Alright, so we have USE, CELT and RED. So what?

Why are these frameworks useful?

Again, these frameworks are signals to performance of your database.

These frameworks will not allow you to drill deeper into root cause, but they provide a good jumping off point to know that you need to investigate more.

They allow you to ask questions for your investigation.

“Why am I spiking in Latency, yet my Throughput is lower?””

If you do nothing else than graph USE and CELT or RED, you have a quick glance to see if things are stable.

As a bonus, the charts can be distributed to other teams who may not have any concept of database performance.

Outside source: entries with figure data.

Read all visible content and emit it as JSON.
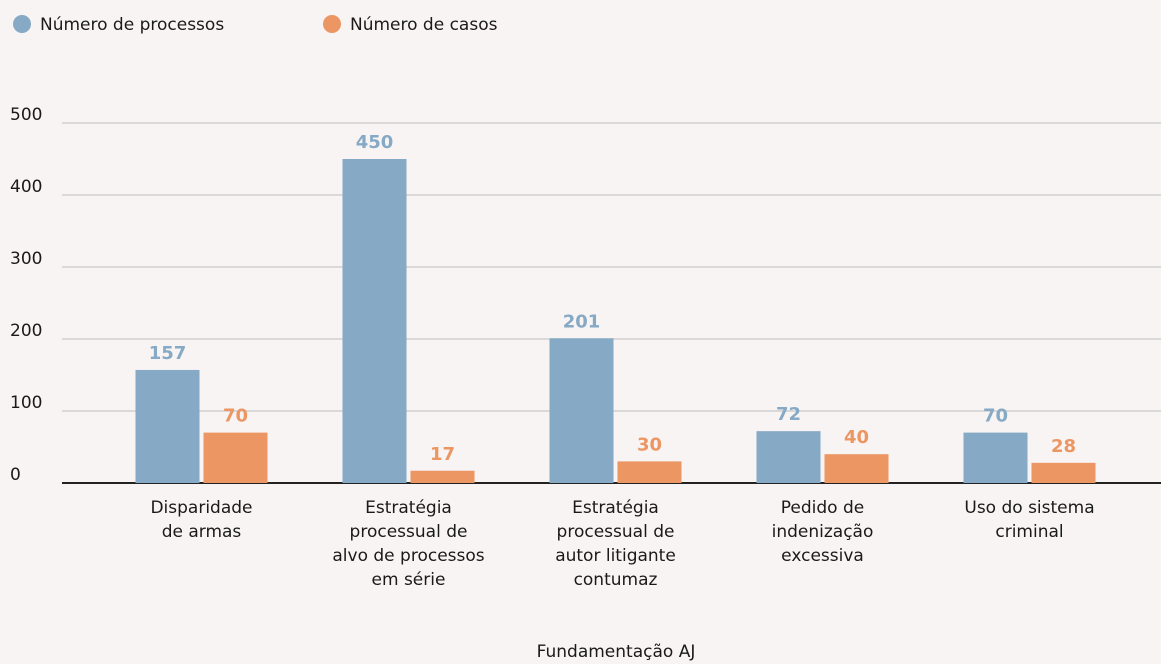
{
  "chart_data": {
    "type": "bar",
    "x_label": "Fundamentação AJ",
    "categories": [
      [
        "Disparidade",
        "de armas"
      ],
      [
        "Estratégia",
        "processual de",
        "alvo de processos",
        "em série"
      ],
      [
        "Estratégia",
        "processual de",
        "autor litigante",
        "contumaz"
      ],
      [
        "Pedido de",
        "indenização",
        "excessiva"
      ],
      [
        "Uso do sistema",
        "criminal"
      ]
    ],
    "series": [
      {
        "name": "Número de processos",
        "color": "#86a9c5",
        "values": [
          157,
          450,
          201,
          72,
          70
        ]
      },
      {
        "name": "Número de casos",
        "color": "#eb9663",
        "values": [
          70,
          17,
          30,
          40,
          28
        ]
      }
    ],
    "ylim": [
      0,
      500
    ],
    "yticks": [
      0,
      100,
      200,
      300,
      400,
      500
    ],
    "grid": true,
    "legend": "top-left"
  }
}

Developers might already be familiar with RED. SREs likely know about USE and RED or CELT.

And business execs know how to interpret graphs for spikes and dips.

So you’re speaking a common language when justifying additional spend, or even better, reducing spend!

Conclusion

It is often a good idea to have a simple set of metrics to understand the health of any system.

This helps when communicating with stakeholders who may not have any understanding of database performance.

A Data Guardian can leverage the USE and RED or CELT frameworks to provide these metrics for database performance health.

With this in place, you can quickly monitor for any anomalies that need deeper investigation.

These frameworks help you form the right initial questions to start your investigation.

And starting with the right questions can help you get to the right answer faster!